I think non-traditional is good. If neither the church nor non-profit is spreading a religious message, then how is it harmful? And also, the people who designed the building intentionally designed it as one that is specifically not "churchy" so as to be used by all of the community.

seattle citizen said...

agibean,
I agree that they do good work. I am just very protective of this separation. It is not enough to say, well they do good work, so why not? There is a very good reason for the separation (a constitutional reason, no less) and I feel that it is not wise to do unconstitutional things just because they have some good in them.

Not to say this partnership IS unconstitutional, but it could be.

Which other amendments would we soften if it served students to do so? We are in loco parentis of these children; it is up to us to defend their rights because they are minors.

Melissa Westbrook said...

The fact still remains that down the street are 3 school buildings that could easily be used. The Community Center charges so, of course, don't use it. The Rainier Beach community would not feel comfortable in a school building talking about school assignments?

Also, even if many in this community feel comfortable in this building, the district sets up meetings in different areas of the city to try to make it easy for parents/community to access such meetings. However, with scheduling, some may have to go to a meeting not in their area. If I were Jewish (and I'm not), I certainly would not feel comfortable coming into a space that clearly stated to be an evangelical Christian entity down to the cross on the wall.

Perceptions and comfort levels do matter and again, why the district felt the need to make this choice when it had other choices is something to wonder about.

Ananda said...

FYI, there is no "seperation of church and state" in the US Constitution. The phrase comes from a letter Thomas Jefferson wrote to the Danbury Baptist Association.

seattle citizen said...

Ananda, thank you for the correction. Here is the amendment language to which I am refering when I wrote of separation of church and state:
1st Amendment:
Congress shall make no law respecting an establishment of religion, or prohibiting the free exercise thereof.

This amendment commonly is cited as supporting the separation of church and state to which I refer.
If anyone requires precedent in the long line of interpretations of this amendment and how the precedent led to our current understanding of the (non)role of government in promoting religion, feel free to ask.

Ananda said...

I would suggest that anyone interested in learning why the "wall" between church and state (particularly in public schools) is not as high as people believe read "The Nine." There is a very good chapter about the US Supreme Court rulings on the subject.

seattle citizen said...

I haven't read "The Nine," but my feeling is that the wall is not high enough. The latest "Under God" ruling, for example, in 2004, punted on the issue entirely by ruling that the father who sued to stop having his daughter recite this (or listen to it) in a public school did not have legal standing to sue, as he was in a custody dispute with the mother (who DID want the child to be able to pledge, "under God")

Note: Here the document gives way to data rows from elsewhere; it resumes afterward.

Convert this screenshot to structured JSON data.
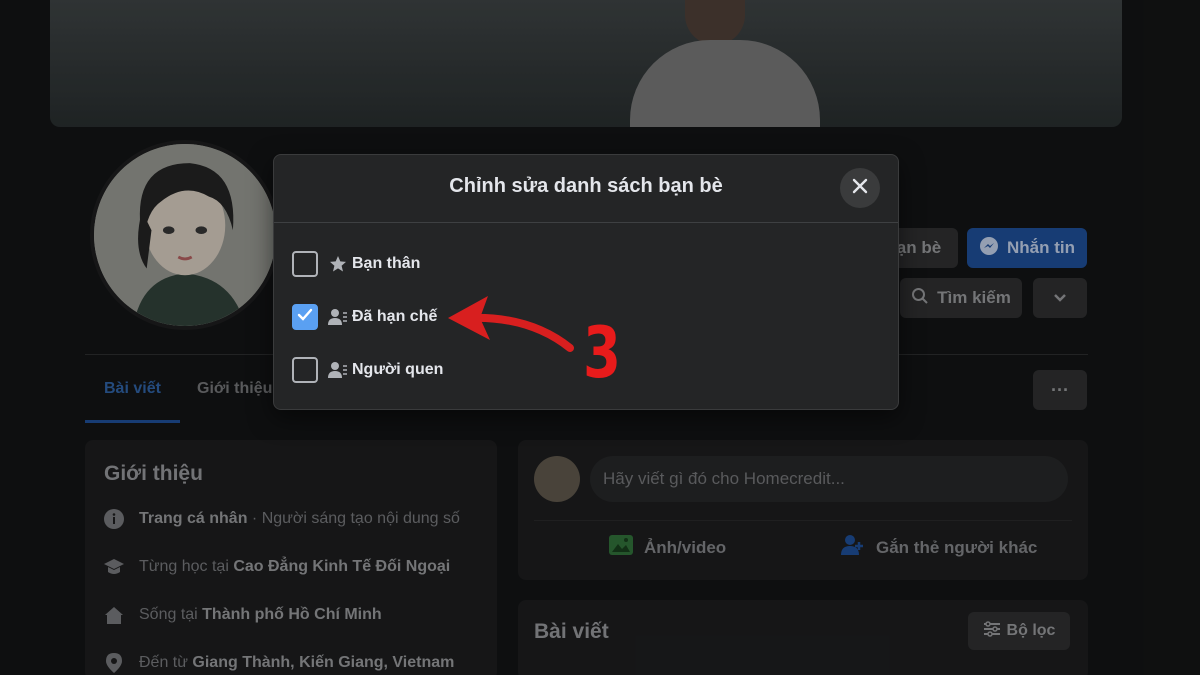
{
  "modal": {
    "title": "Chỉnh sửa danh sách bạn bè",
    "options": [
      {
        "label": "Bạn thân",
        "checked": false,
        "icon": "star-icon"
      },
      {
        "label": "Đã hạn chế",
        "checked": true,
        "icon": "friend-list-icon"
      },
      {
        "label": "Người quen",
        "checked": false,
        "icon": "friend-list-icon"
      }
    ]
  },
  "profile_actions": {
    "friends_label": "ạn bè",
    "message_label": "Nhắn tin",
    "search_label": "Tìm kiếm"
  },
  "tabs": {
    "posts": "Bài viết",
    "about": "Giới thiệu"
  },
  "intro": {
    "title": "Giới thiệu",
    "rows": [
      {
        "bold": "Trang cá nhân",
        "text": " · Người sáng tạo nội dung số"
      },
      {
        "prefix": "Từng học tại ",
        "bold": "Cao Đẳng Kinh Tế Đối Ngoại"
      },
      {
        "prefix": "Sống tại ",
        "bold": "Thành phố Hồ Chí Minh"
      },
      {
        "prefix": "Đến từ ",
        "bold": "Giang Thành, Kiến Giang, Vietnam"
      }
    ]
  },
  "composer": {
    "placeholder": "Hãy viết gì đó cho Homecredit...",
    "photo_video": "Ảnh/video",
    "tag_people": "Gắn thẻ người khác"
  },
  "posts": {
    "title": "Bài viết",
    "filter_label": "Bộ lọc"
  },
  "more_label": "···",
  "annotation": {
    "step": "3",
    "color": "#e81b1b"
  },
  "colors": {
    "accent": "#1d4a8e",
    "checkbox": "#5aa0f2"
  }
}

They COULD have ruled on it, by accepting a father's standing, no matter the dispute, but chose to not, therefore keeping that phrase unchallenged.

Just waiting for the next suit...I mean, WHY have it in a government pledge at all?

Free said...

Ditto that. Some schools don't do the Pledge; it is apparently up to the individual principal or teacher. Our son "opted out" in first grade at Lowell, where it is a Monday morning ritual, without any prompting from us. (He complained to a substitute teacher, who assured him the Pledge was entirely optional.)

Freedom of religion must also allow freedom from religion.

(Recently, one of our son's pals asked if he would start saying the Pledge now that Obama was in office . . . totally missing the point!)